Os danos ambientais colocam na pauta o problema geracional. Se não tivermos água amanhã, se não tivermos ar para respirar, se vivermos em um lugar em que as alterações climáticas causarem desastres muito grandes, quem vai sofrer mais certamente serão as próximas gerações. Então, a questão ambiental tem sido uma questão em que, de alguma forma, crianças e jovens têm se colocado como protagonistas com essa pauta.

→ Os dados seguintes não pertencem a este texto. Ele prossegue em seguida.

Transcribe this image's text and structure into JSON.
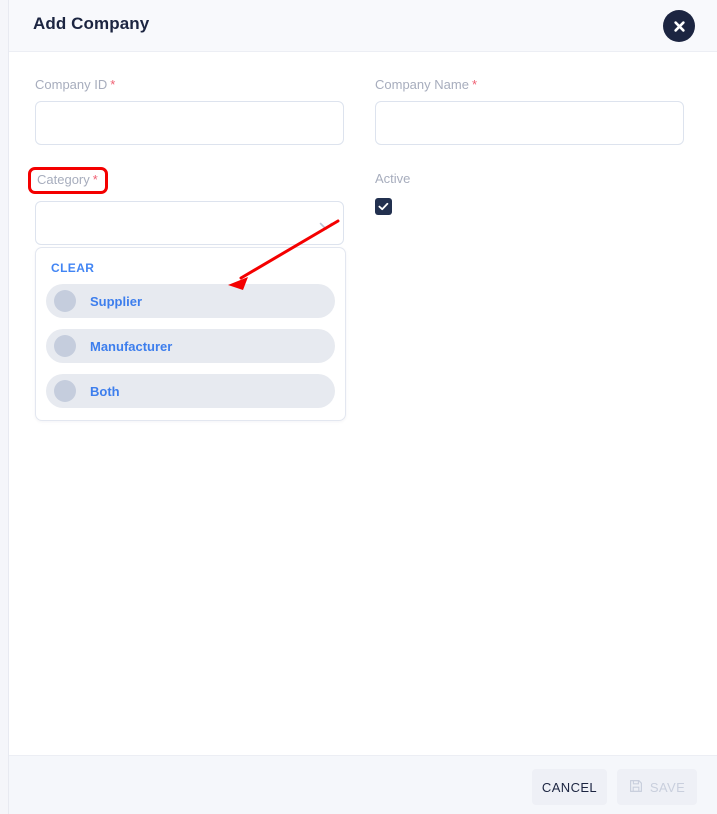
{
  "header": {
    "title": "Add Company",
    "close_icon": "close-icon"
  },
  "form": {
    "company_id": {
      "label": "Company ID",
      "required_marker": "*",
      "value": "",
      "placeholder": ""
    },
    "company_name": {
      "label": "Company Name",
      "required_marker": "*",
      "value": "",
      "placeholder": ""
    },
    "category": {
      "label": "Category",
      "required_marker": "*",
      "value": "",
      "chevron_icon": "chevron-down-icon",
      "highlighted": true
    },
    "active": {
      "label": "Active",
      "checked": true,
      "check_icon": "check-icon"
    }
  },
  "dropdown": {
    "clear_label": "CLEAR",
    "options": [
      {
        "label": "Supplier"
      },
      {
        "label": "Manufacturer"
      },
      {
        "label": "Both"
      }
    ]
  },
  "footer": {
    "cancel_label": "CANCEL",
    "save_label": "SAVE",
    "save_icon": "save-disk-icon",
    "save_disabled": true
  },
  "colors": {
    "title": "#1c2541",
    "label": "#a7adbd",
    "required": "#ef5f72",
    "accent_blue": "#3d7eed",
    "clear_blue": "#4285f4",
    "annotation_red": "#f40000",
    "checkbox": "#22304f",
    "header_bg": "#f8f9fc",
    "footer_bg": "#f5f7fb"
  }
}
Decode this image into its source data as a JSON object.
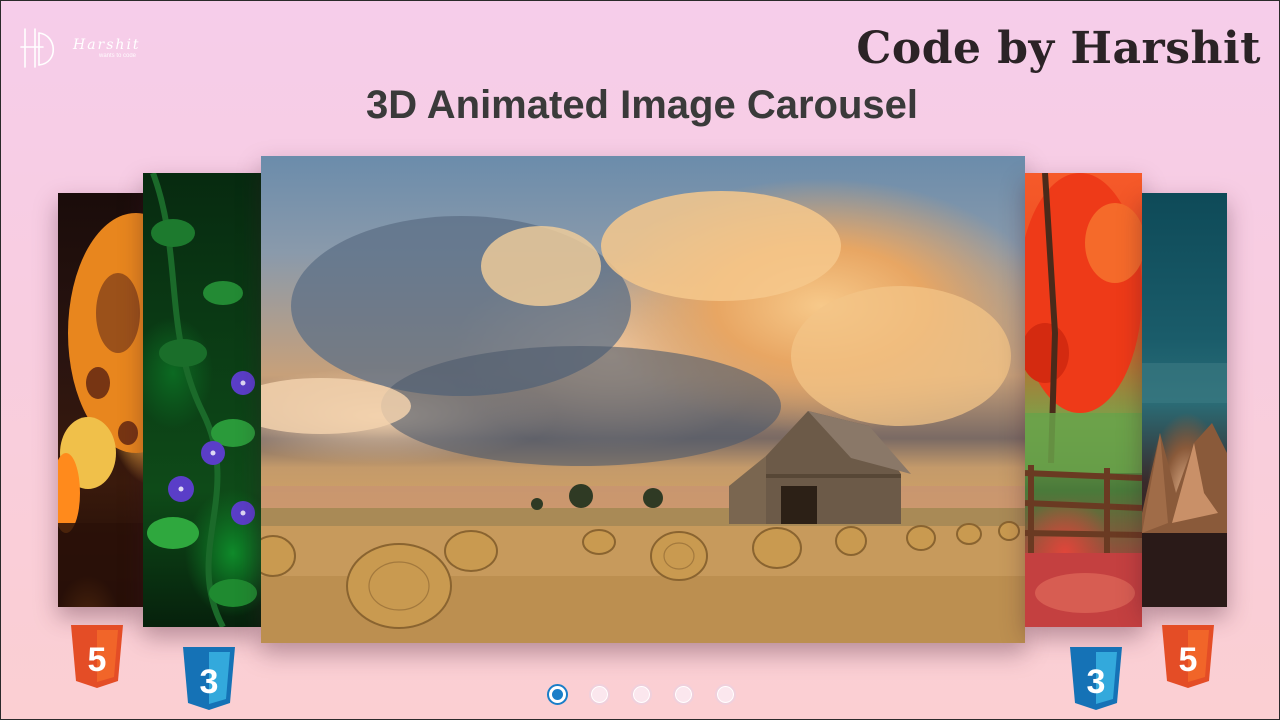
{
  "brand": {
    "name": "Harshit",
    "tagline": "wants to code"
  },
  "byline": "Code by Harshit",
  "title": "3D Animated Image Carousel",
  "carousel": {
    "slides": [
      {
        "subject": "hot air balloon at night"
      },
      {
        "subject": "purple flowers and green leaves"
      },
      {
        "subject": "barn and hay bales under dramatic sunset clouds"
      },
      {
        "subject": "red autumn tree with wooden fence"
      },
      {
        "subject": "teal sky over rock formations"
      }
    ],
    "active_index": 0,
    "dot_count": 5
  },
  "badges": {
    "html5_label": "5",
    "css3_label": "3"
  },
  "colors": {
    "html5": "#e44d26",
    "html5_light": "#f16529",
    "css3": "#1572b6",
    "css3_light": "#33a9dc",
    "dot_active": "#1a7ec8"
  }
}
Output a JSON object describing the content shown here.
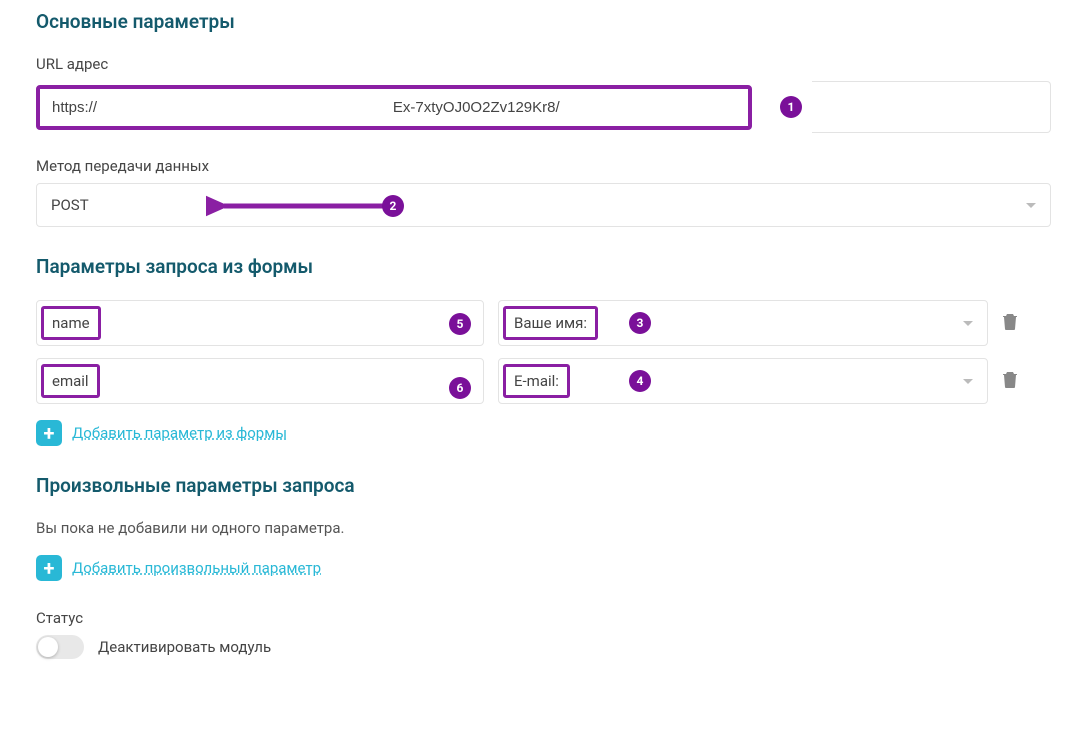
{
  "sections": {
    "main": "Основные параметры",
    "formParams": "Параметры запроса из формы",
    "customParams": "Произвольные параметры запроса"
  },
  "url": {
    "label": "URL адрес",
    "left": "https://",
    "right": "Ex-7xtyOJ0O2Zv129Kr8/"
  },
  "method": {
    "label": "Метод передачи данных",
    "value": "POST"
  },
  "params": [
    {
      "key": "name",
      "mapLabel": "Ваше имя:",
      "keyBadge": "5",
      "mapBadge": "3"
    },
    {
      "key": "email",
      "mapLabel": "E-mail:",
      "keyBadge": "6",
      "mapBadge": "4"
    }
  ],
  "addFormParam": "Добавить параметр из формы",
  "addCustomParam": "Добавить произвольный параметр",
  "emptyCustom": "Вы пока не добавили ни одного параметра.",
  "status": {
    "label": "Статус",
    "toggleLabel": "Деактивировать модуль"
  },
  "badges": {
    "url": "1",
    "method": "2"
  }
}
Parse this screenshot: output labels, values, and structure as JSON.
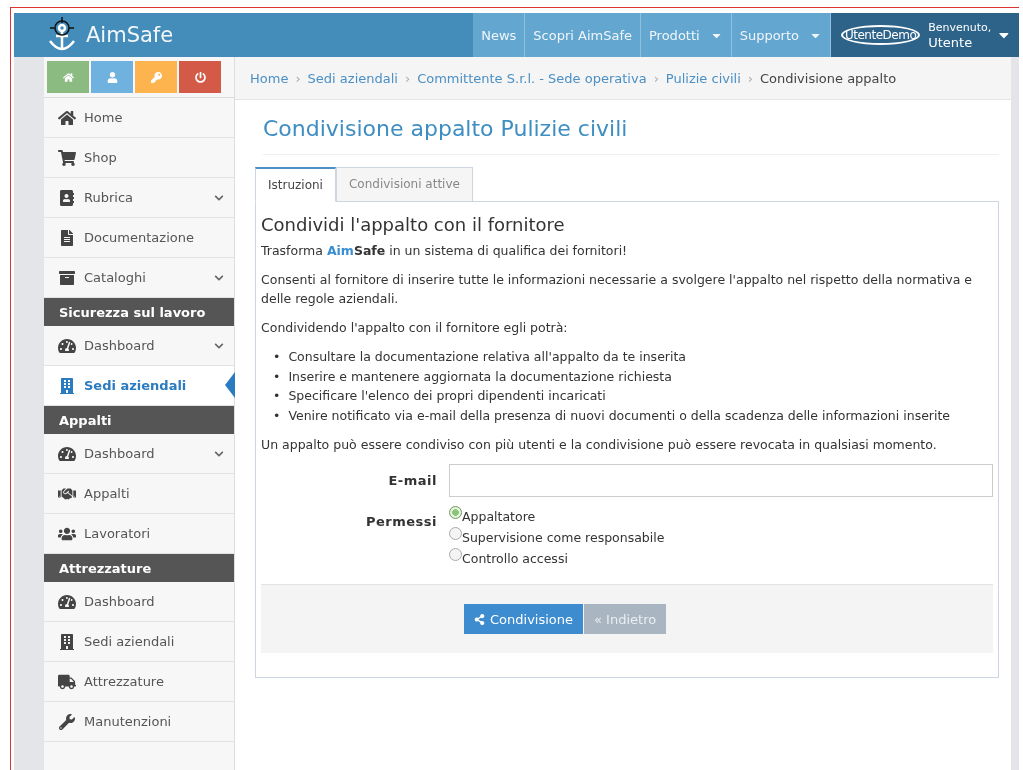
{
  "header": {
    "brand": "AimSafe",
    "nav": [
      {
        "label": "News",
        "dropdown": false
      },
      {
        "label": "Scopri AimSafe",
        "dropdown": false
      },
      {
        "label": "Prodotti",
        "dropdown": true
      },
      {
        "label": "Supporto",
        "dropdown": true
      }
    ],
    "user": {
      "username": "UtenteDemo",
      "greeting": "Benvenuto,",
      "name": "Utente"
    }
  },
  "sidebar": {
    "items": [
      {
        "kind": "item",
        "label": "Home",
        "expandable": false,
        "selected": false
      },
      {
        "kind": "item",
        "label": "Shop",
        "expandable": false,
        "selected": false
      },
      {
        "kind": "item",
        "label": "Rubrica",
        "expandable": true,
        "selected": false
      },
      {
        "kind": "item",
        "label": "Documentazione",
        "expandable": false,
        "selected": false
      },
      {
        "kind": "item",
        "label": "Cataloghi",
        "expandable": true,
        "selected": false
      },
      {
        "kind": "section",
        "label": "Sicurezza sul lavoro"
      },
      {
        "kind": "item",
        "label": "Dashboard",
        "expandable": true,
        "selected": false
      },
      {
        "kind": "item",
        "label": "Sedi aziendali",
        "expandable": false,
        "selected": true
      },
      {
        "kind": "section",
        "label": "Appalti"
      },
      {
        "kind": "item",
        "label": "Dashboard",
        "expandable": true,
        "selected": false
      },
      {
        "kind": "item",
        "label": "Appalti",
        "expandable": false,
        "selected": false
      },
      {
        "kind": "item",
        "label": "Lavoratori",
        "expandable": false,
        "selected": false
      },
      {
        "kind": "section",
        "label": "Attrezzature"
      },
      {
        "kind": "item",
        "label": "Dashboard",
        "expandable": false,
        "selected": false
      },
      {
        "kind": "item",
        "label": "Sedi aziendali",
        "expandable": false,
        "selected": false
      },
      {
        "kind": "item",
        "label": "Attrezzature",
        "expandable": false,
        "selected": false
      },
      {
        "kind": "item",
        "label": "Manutenzioni",
        "expandable": false,
        "selected": false
      }
    ]
  },
  "breadcrumb": {
    "separator": "›",
    "items": [
      "Home",
      "Sedi aziendali",
      "Committente S.r.l. - Sede operativa",
      "Pulizie civili",
      "Condivisione appalto"
    ]
  },
  "page_title": "Condivisione appalto Pulizie civili",
  "tabs": [
    {
      "label": "Istruzioni",
      "selected": true
    },
    {
      "label": "Condivisioni attive",
      "selected": false
    }
  ],
  "panel": {
    "heading": "Condividi l'appalto con il fornitore",
    "intro": {
      "before": "Trasforma ",
      "brand_accent": "Aim",
      "brand_rest": "Safe",
      "after": " in un sistema di qualifica dei fornitori!"
    },
    "bullet_marker": "•",
    "paragraphs": [
      "Consenti al fornitore di inserire tutte le informazioni necessarie a svolgere l'appalto nel rispetto della normativa e delle regole aziendali.",
      "Condividendo l'appalto con il fornitore egli potrà:"
    ],
    "bullets": [
      "Consultare la documentazione relativa all'appalto da te inserita",
      "Inserire e mantenere aggiornata la documentazione richiesta",
      "Specificare l'elenco dei propri dipendenti incaricati",
      "Venire notificato via e-mail della presenza di nuovi documenti o della scadenza delle informazioni inserite"
    ],
    "note": "Un appalto può essere condiviso con più utenti e la condivisione può essere revocata in qualsiasi momento.",
    "email_label": "E-mail",
    "permissions_label": "Permessi",
    "permissions": [
      {
        "label": "Appaltatore",
        "selected": true
      },
      {
        "label": "Supervisione come responsabile",
        "selected": false
      },
      {
        "label": "Controllo accessi",
        "selected": false
      }
    ],
    "buttons": [
      {
        "label": "Condivisione",
        "kind": "primary"
      },
      {
        "label": "« Indietro",
        "kind": "secondary"
      }
    ]
  }
}
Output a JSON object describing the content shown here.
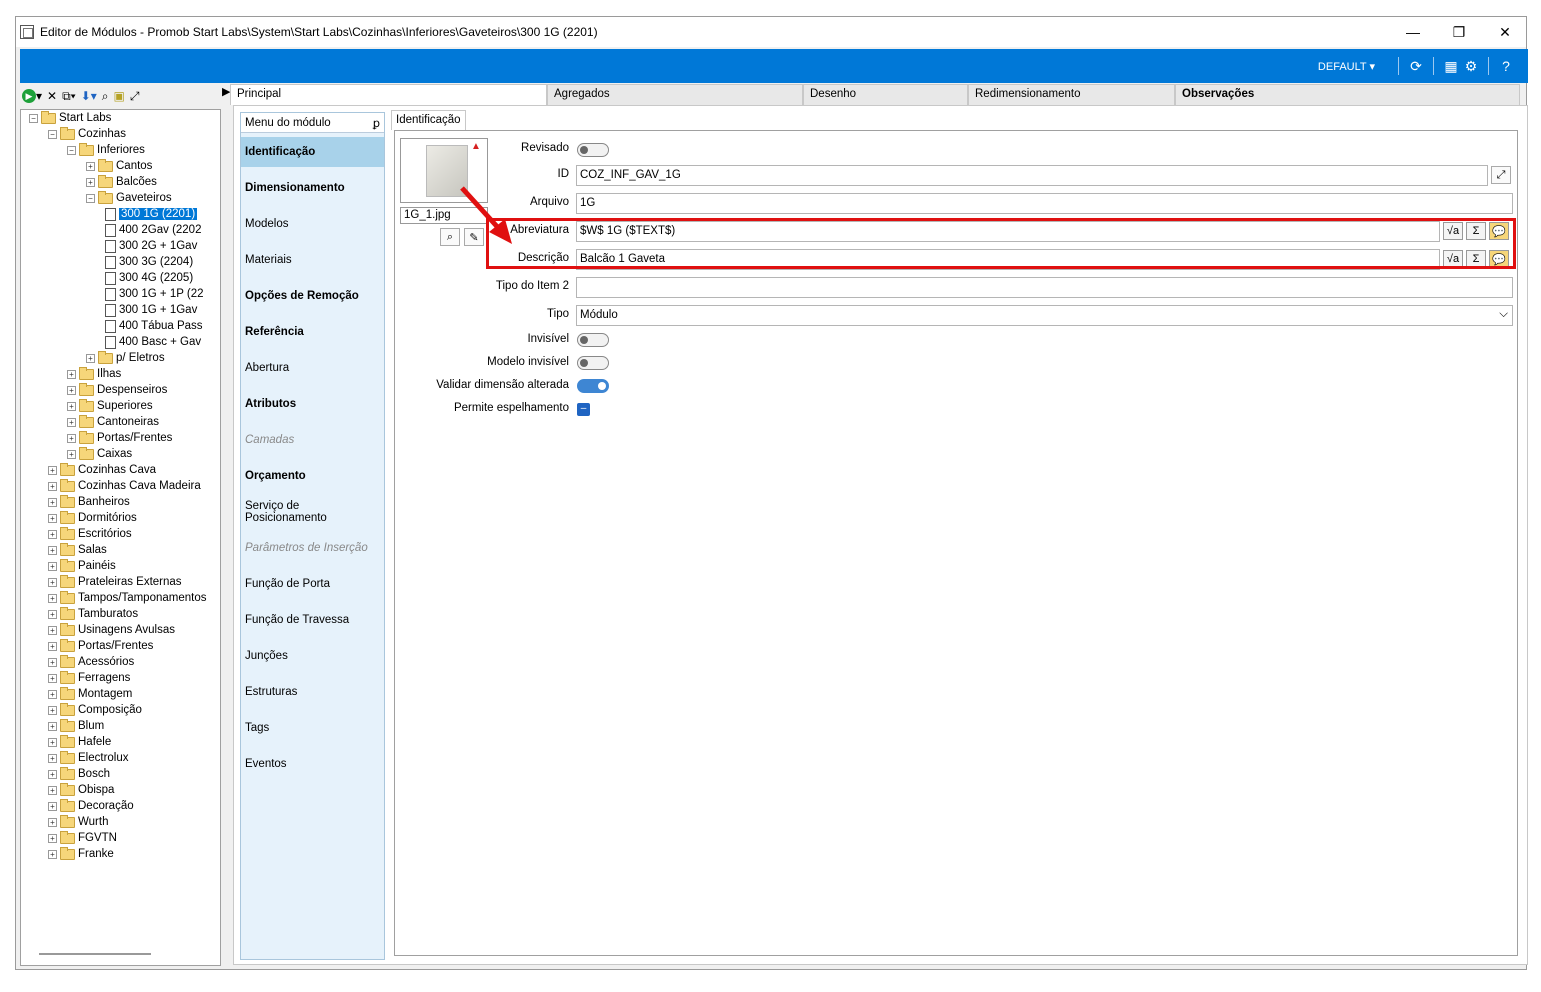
{
  "window": {
    "title": "Editor de Módulos - Promob Start Labs\\System\\Start Labs\\Cozinhas\\Inferiores\\Gaveteiros\\300 1G (2201)",
    "minimize": "—",
    "restore": "❐",
    "close": "✕"
  },
  "topbar": {
    "profile": "DEFAULT ▾"
  },
  "tree": {
    "nodes": [
      {
        "label": "Start Labs",
        "exp": "−"
      },
      {
        "label": "Cozinhas",
        "exp": "−"
      },
      {
        "label": "Inferiores",
        "exp": "−"
      },
      {
        "label": "Cantos",
        "exp": "+"
      },
      {
        "label": "Balcões",
        "exp": "+"
      },
      {
        "label": "Gaveteiros",
        "exp": "−"
      },
      {
        "label": "300 1G (2201)"
      },
      {
        "label": "400 2Gav (2202"
      },
      {
        "label": "300 2G + 1Gav"
      },
      {
        "label": "300 3G (2204)"
      },
      {
        "label": "300 4G (2205)"
      },
      {
        "label": "300 1G + 1P (22"
      },
      {
        "label": "300 1G + 1Gav"
      },
      {
        "label": "400 Tábua Pass"
      },
      {
        "label": "400 Basc + Gav"
      },
      {
        "label": "p/ Eletros",
        "exp": "+"
      },
      {
        "label": "Ilhas",
        "exp": "+"
      },
      {
        "label": "Despenseiros",
        "exp": "+"
      },
      {
        "label": "Superiores",
        "exp": "+"
      },
      {
        "label": "Cantoneiras",
        "exp": "+"
      },
      {
        "label": "Portas/Frentes",
        "exp": "+"
      },
      {
        "label": "Caixas",
        "exp": "+"
      },
      {
        "label": "Cozinhas Cava",
        "exp": "+"
      },
      {
        "label": "Cozinhas Cava Madeira",
        "exp": "+"
      },
      {
        "label": "Banheiros",
        "exp": "+"
      },
      {
        "label": "Dormitórios",
        "exp": "+"
      },
      {
        "label": "Escritórios",
        "exp": "+"
      },
      {
        "label": "Salas",
        "exp": "+"
      },
      {
        "label": "Painéis",
        "exp": "+"
      },
      {
        "label": "Prateleiras Externas",
        "exp": "+"
      },
      {
        "label": "Tampos/Tamponamentos",
        "exp": "+"
      },
      {
        "label": "Tamburatos",
        "exp": "+"
      },
      {
        "label": "Usinagens Avulsas",
        "exp": "+"
      },
      {
        "label": "Portas/Frentes",
        "exp": "+"
      },
      {
        "label": "Acessórios",
        "exp": "+"
      },
      {
        "label": "Ferragens",
        "exp": "+"
      },
      {
        "label": "Montagem",
        "exp": "+"
      },
      {
        "label": "Composição",
        "exp": "+"
      },
      {
        "label": "Blum",
        "exp": "+"
      },
      {
        "label": "Hafele",
        "exp": "+"
      },
      {
        "label": "Electrolux",
        "exp": "+"
      },
      {
        "label": "Bosch",
        "exp": "+"
      },
      {
        "label": "Obispa",
        "exp": "+"
      },
      {
        "label": "Decoração",
        "exp": "+"
      },
      {
        "label": "Wurth",
        "exp": "+"
      },
      {
        "label": "FGVTN",
        "exp": "+"
      },
      {
        "label": "Franke",
        "exp": "+"
      }
    ]
  },
  "tabs": [
    {
      "label": "Principal"
    },
    {
      "label": "Agregados"
    },
    {
      "label": "Desenho"
    },
    {
      "label": "Redimensionamento"
    },
    {
      "label": "Observações"
    }
  ],
  "module_menu": {
    "header": "Menu do módulo",
    "pin": "ꝑ",
    "items": [
      {
        "label": "Identificação"
      },
      {
        "label": "Dimensionamento"
      },
      {
        "label": "Modelos"
      },
      {
        "label": "Materiais"
      },
      {
        "label": "Opções de Remoção"
      },
      {
        "label": "Referência"
      },
      {
        "label": "Abertura"
      },
      {
        "label": "Atributos"
      },
      {
        "label": "Camadas"
      },
      {
        "label": "Orçamento"
      },
      {
        "label": "Serviço de Posicionamento"
      },
      {
        "label": "Parâmetros de Inserção"
      },
      {
        "label": "Função de Porta"
      },
      {
        "label": "Função de Travessa"
      },
      {
        "label": "Junções"
      },
      {
        "label": "Estruturas"
      },
      {
        "label": "Tags"
      },
      {
        "label": "Eventos"
      }
    ]
  },
  "identification": {
    "tab": "Identificação",
    "image_file": "1G_1.jpg",
    "fields": {
      "revisado": {
        "label": "Revisado"
      },
      "id": {
        "label": "ID",
        "value": "COZ_INF_GAV_1G"
      },
      "arquivo": {
        "label": "Arquivo",
        "value": "1G"
      },
      "abreviatura": {
        "label": "Abreviatura",
        "value": "$W$ 1G ($TEXT$)"
      },
      "descricao": {
        "label": "Descrição",
        "value": "Balcão 1 Gaveta"
      },
      "tipo_item2": {
        "label": "Tipo do Item 2",
        "value": ""
      },
      "tipo": {
        "label": "Tipo",
        "value": "Módulo"
      },
      "invisivel": {
        "label": "Invisível"
      },
      "modelo_invisivel": {
        "label": "Modelo invisível"
      },
      "validar": {
        "label": "Validar dimensão alterada"
      },
      "espelhamento": {
        "label": "Permite espelhamento"
      }
    },
    "fx_labels": {
      "formula": "√a",
      "sum": "Σ",
      "comment": "💬"
    },
    "dropdown_arrow": "⌵"
  },
  "colors": {
    "title_blue": "#0078d7",
    "highlight_red": "#e01010",
    "menu_bg": "#e6f2fb",
    "menu_active": "#a8d2ea",
    "toggle_on": "#3e86d3"
  }
}
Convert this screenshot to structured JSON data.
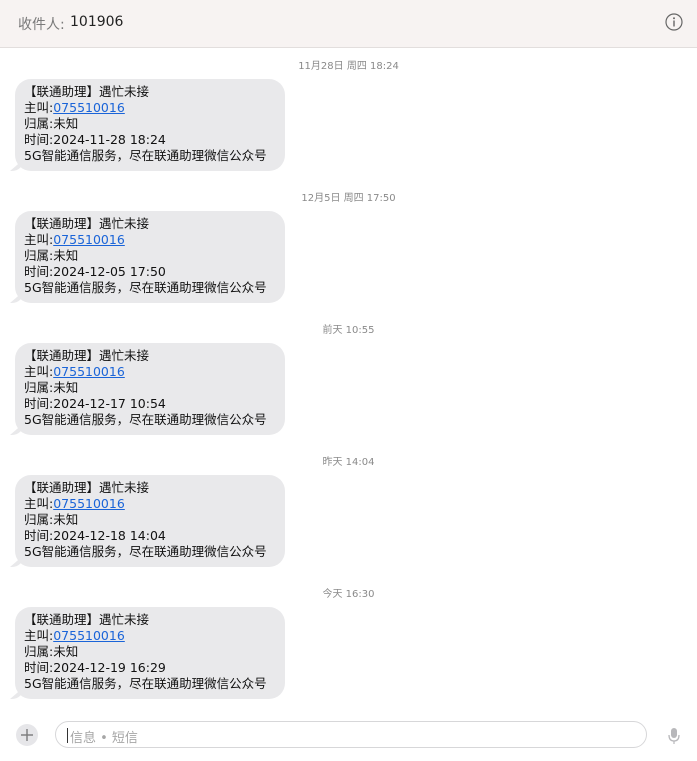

Falando de Brasil e América Latina, a nossa pauta tem sido a educação. Desde os primeiros congressos da juventude no governo do Lula, a educação tem sido eleita como o maior problema que os jovens apontam como aquilo que constituiria a dívida geracional. Eu acho que é por aí que talvez possamos pensar em outro registro político e subjetivo das relações intergeracionais, no sentido daquilo que eu venho chamando de uma politização das relações intergeracionais em torno da pauta da educação. As crianças e os jovens estão percebendo que a educação é algo que a geração dos mais velhos deve a eles. E talvez eles estejam dispostos a tomar isso como uma luta política, o que significa criar um campo de antagonismos. Eu acho que os adultos estarão sendo convocados para o embate e vamos ver como os adultos irão se colocar. Eu fico pensando em como os adultos vão querer enfrentar essa pauta da educação no nosso País como uma dívida geracional, ou se isso vai ser algo que não vai poder acontecer por conta de se ter de fazer caixa, porque se tem que pagar os rentistas nacionais e internacionais etc. Então, eu acho que essa é a pauta da juventude e é através dela que as relações intergeracionais tendem a se politizar e, nesse sentido, tendem a criar um campo de antagonismos que podem ser crescentes, fortes e intensos.

Juliana Siqueira de Lara – Agora, nós chegamos ao segundo momento da nossa mesa, em que abrimos para o público participar com perguntas.

Wagner Côrbo – Boa tarde. Eu agradeço as respostas e as problematizações levantadas pela mesa. Meu nome é Wagner e sou mestre em educação pela UFRJ. Eu dou aulas na rede estadual para alunos de 16 e 17 anos e a questão que eu levanto para a mesa é a seguinte: como é possível construir afeto com essa geração, na medida em que eu quero problematizar um conteúdo? Mas na experiência que eu tenho, de quando eu tinha aquela idade, tudo era só conteúdo. Eu só estudei conteúdo, eu sou professor de história e sempre gostei disso. Mas essa racionalização do conteúdo não atinge mais esses jovens. Os jovens querem estar junto com os professores nessa relação entre professor e aluno que a professora explicou. Então, eu gostaria de saber como construir afetos nesta relação de sala de aula com esses jovens, se eles são tão distantes da minha geração.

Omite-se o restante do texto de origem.